- Born: 17 April 1929 Aberdeen, Aberdeenshire, Scotland
- Died: 13 January 2023 (aged 93) Denville Hall, Northwood, London, England
- Occupations: Actress Poet
- Years active: 1950–2023

= Eve Pearce =

Scottish actress (1929–2023)

Eve Pearce (17 April 1929 – 13 January 2023) was a Scottish actress. She performed in many Royal Shakespeare Company productions.

==Early life==
Eve Pearce was born in Aberdeen to a very poor family and was brought up in a one-roomed tenement, her mother dying when she was seven years old. When she was twelve, her father remarried and she moved to London.
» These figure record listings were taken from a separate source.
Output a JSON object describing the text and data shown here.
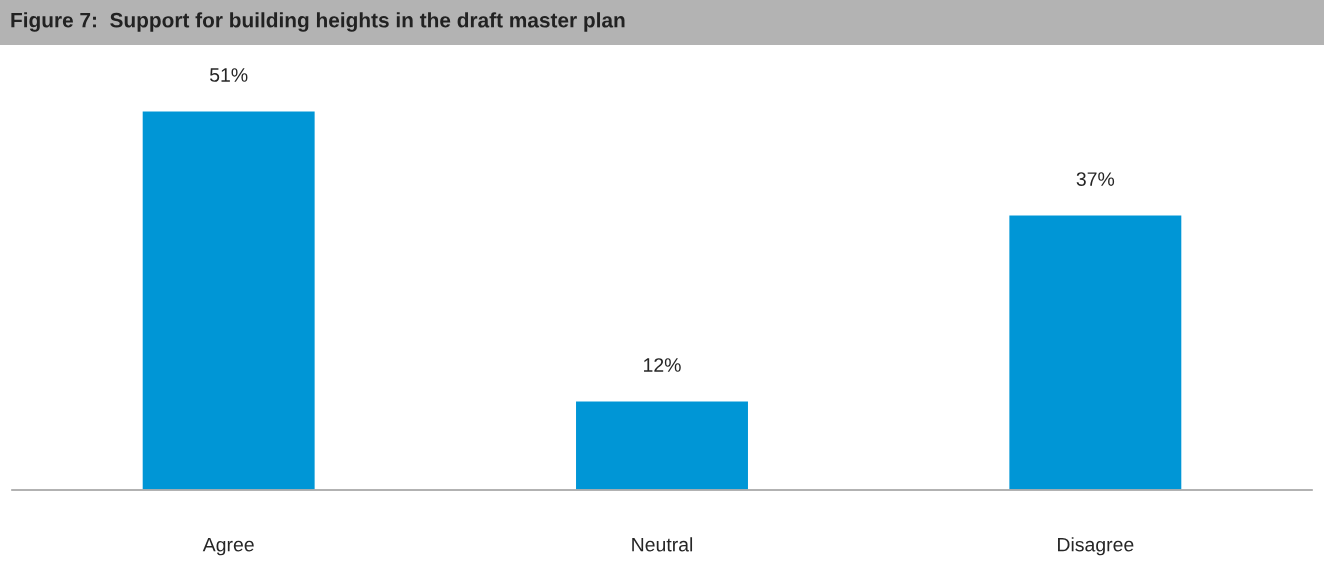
{
  "chart_data": {
    "type": "bar",
    "title": "Figure 7:  Support for building heights in the draft master plan",
    "categories": [
      "Agree",
      "Neutral",
      "Disagree"
    ],
    "values": [
      51,
      12,
      37
    ],
    "value_labels": [
      "51%",
      "12%",
      "37%"
    ],
    "color": "#0096d6",
    "grid": false
  }
}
She won an LCC Scholarship to the Royal Academy of Dramatic Art (RADA) in 1948 and got married in her second term to James Ormerod. She began her acting career in 1950 in Preston Rep and in 1951 was part of the first season at the Pitlochry Festival Theatre. She made many appearances in television in the sixties including a squatter with six children in Coronation Street, and also played Mrs Dunstable in the 1971 film version of the TV series Please Sir!. Her career spanned seven decades, including many roles with the RSC and in the West End, notably Amelia in Wild Oats and Rosamonde in Les Liaisons Dangereuses. She played Gilbert's Mother in Mike Leigh's Topsy-Turvy. She had a one-woman play, Woman in the Moon, written for her by Avi Nassa - seen at Edinburgh, and has worked with Ursula Martinez as her older self in Ursula Martinez OAP.

Pearce was a published poet, often writing on her Scottish childhood. Her pamphlet Woman in Winter was published in 2007. She was a member of The Company of Elders and danced at Sadlers Wells.

==Career==
Pearce first came to a role as the lady assistant in the TV series Kipps. She acted in many Royal Shakespeare Company productions including as Amelia in John O'Keeffe's play, Wild Oats at the Aldwych Theatre in London with Alan Howard, Zoë Wanamaker, Lisa Harrow, Simon Jones, Norman Rodway, Jeremy Irons, Joe Melia, and Ben Cross in the cast. Clifford Williams was director.

In November 2006, she appeared in Torchwood as Estelle Cole, as a past love of Captain Jack Harkness. Pearce portrayed the Gypsy Queen in the television mini-series The 10th Kingdom, directed by Herbert Wise.
She appeared in numerous television shows, from Tales of Unease, ('Suspicious Ignorance', episode), Z-Cars to Taggart. She played the German Kaiserin in the mini-serie Fall of Eagles in 1974 then Madame Giselle in the 1992 TV adaptation of Agatha Christie's 'Death in the Clouds'. Her most recent appearances have been in Him and Her, Doctors, Holby City, and Getting On (as Mrs Dethick). Her first poetry collection, Capturing Snowflakes (Greenheart Press), was published in November 2012.

==Death==
Pearce died at Denville Hall in Northwood, London on 13 January 2023, at the age of 93.